Ellie narrowed her eyes. Was that a slight note of derision she'd heard in Claire's voice as she said the word “wife”? She knew that girl didn't like her!
“Do you have any idea what caused it?” Charles asked.
Claire looked surprised that he'd even asked. “Why, I…well…” She looked meaningfully over at Ellie.
“Just say it, Claire,” Ellie ground out. “You think I set the fire.”
“I do not think you did it on purpose,” Claire replied, placing her hand over her heart.
“We know that Ellie would never do such a thing,” Charles said.
“Accidents happen to everyone,” Claire murmured, casting a pitying look toward Ellie.
Ellie wanted to strangle her. She didn't particularly like being condescended to by a chit of fourteen years.
“I am certain you thought you knew what you were doing,” Claire continued.
At that point Ellie realized she had a choice to make. She could leave the room and take a bath, or stay and kill Claire. With great reluctance, she decided to bathe. She turned to Charles, affected her best shrinking violet posture, and said, “If you'll excuse me, I believe I will retire to my chamber. I'm feeling terribly faint.”

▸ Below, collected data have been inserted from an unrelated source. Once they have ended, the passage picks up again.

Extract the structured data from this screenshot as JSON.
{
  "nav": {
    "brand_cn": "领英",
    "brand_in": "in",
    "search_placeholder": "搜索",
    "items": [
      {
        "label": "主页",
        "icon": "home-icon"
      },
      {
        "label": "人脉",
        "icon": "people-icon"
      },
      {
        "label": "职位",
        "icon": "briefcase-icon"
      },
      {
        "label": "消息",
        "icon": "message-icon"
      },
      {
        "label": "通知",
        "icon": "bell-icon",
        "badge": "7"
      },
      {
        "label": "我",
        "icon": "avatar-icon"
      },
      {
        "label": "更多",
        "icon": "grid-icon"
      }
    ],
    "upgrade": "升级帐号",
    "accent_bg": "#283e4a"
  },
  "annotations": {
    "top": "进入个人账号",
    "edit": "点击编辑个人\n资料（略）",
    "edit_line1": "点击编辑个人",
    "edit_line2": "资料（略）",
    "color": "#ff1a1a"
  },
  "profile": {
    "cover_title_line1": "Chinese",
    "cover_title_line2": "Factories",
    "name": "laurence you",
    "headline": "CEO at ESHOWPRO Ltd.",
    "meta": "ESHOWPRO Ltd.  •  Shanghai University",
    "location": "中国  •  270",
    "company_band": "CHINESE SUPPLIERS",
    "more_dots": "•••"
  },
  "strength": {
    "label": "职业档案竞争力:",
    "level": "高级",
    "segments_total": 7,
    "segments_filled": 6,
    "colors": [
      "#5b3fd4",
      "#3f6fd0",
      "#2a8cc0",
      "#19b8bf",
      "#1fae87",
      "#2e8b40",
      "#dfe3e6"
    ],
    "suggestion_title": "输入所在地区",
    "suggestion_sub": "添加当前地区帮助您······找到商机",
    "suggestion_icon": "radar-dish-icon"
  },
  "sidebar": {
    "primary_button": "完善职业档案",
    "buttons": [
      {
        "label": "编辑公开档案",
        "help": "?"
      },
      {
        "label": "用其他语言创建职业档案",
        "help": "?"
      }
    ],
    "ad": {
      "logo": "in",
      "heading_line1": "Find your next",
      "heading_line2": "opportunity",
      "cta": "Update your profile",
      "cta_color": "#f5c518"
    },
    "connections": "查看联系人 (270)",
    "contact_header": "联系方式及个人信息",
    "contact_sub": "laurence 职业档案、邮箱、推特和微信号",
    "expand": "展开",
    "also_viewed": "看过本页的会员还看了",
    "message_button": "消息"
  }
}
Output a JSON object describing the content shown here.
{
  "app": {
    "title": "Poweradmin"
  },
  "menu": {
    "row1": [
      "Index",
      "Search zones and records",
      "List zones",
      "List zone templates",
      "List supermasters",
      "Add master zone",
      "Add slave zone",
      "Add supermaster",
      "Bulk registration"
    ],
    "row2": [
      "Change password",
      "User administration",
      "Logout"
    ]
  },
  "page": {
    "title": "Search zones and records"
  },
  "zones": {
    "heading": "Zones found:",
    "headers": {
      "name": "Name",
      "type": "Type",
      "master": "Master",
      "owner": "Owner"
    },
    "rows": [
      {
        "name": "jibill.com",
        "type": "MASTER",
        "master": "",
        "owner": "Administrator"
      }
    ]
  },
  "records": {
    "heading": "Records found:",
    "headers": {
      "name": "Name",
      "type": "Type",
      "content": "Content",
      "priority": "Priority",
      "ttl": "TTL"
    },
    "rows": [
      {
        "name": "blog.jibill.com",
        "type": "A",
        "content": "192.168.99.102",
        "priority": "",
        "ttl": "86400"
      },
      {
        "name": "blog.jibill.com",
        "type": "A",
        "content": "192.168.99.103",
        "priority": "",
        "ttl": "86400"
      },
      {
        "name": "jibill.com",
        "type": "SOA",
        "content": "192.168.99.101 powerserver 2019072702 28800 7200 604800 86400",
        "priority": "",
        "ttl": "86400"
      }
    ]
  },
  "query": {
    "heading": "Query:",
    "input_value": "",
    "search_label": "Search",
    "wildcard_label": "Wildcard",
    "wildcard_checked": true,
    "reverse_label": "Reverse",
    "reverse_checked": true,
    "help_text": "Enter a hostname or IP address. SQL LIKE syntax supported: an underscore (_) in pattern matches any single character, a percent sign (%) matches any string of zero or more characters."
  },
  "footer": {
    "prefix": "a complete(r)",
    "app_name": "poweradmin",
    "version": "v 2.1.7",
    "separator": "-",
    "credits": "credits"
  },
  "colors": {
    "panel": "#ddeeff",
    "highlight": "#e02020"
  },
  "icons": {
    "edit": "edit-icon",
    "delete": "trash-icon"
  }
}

Charles eyed her suspiciously and said under his breath, “You've never fainted a day in your life.”
“How would you know?” Ellie returned in an equally low voice. “You didn't even know I existed until last week.”
“It feels like forever.”
Ellie stuck her nose in the air and whispered sharply, “I concur.” Then she straightened her spine and swept from the room, hoping that her grand exit wasn't too terribly marred by the fact that she was covered with soot, limping slightly, and wearing a dress that was now torn in three places.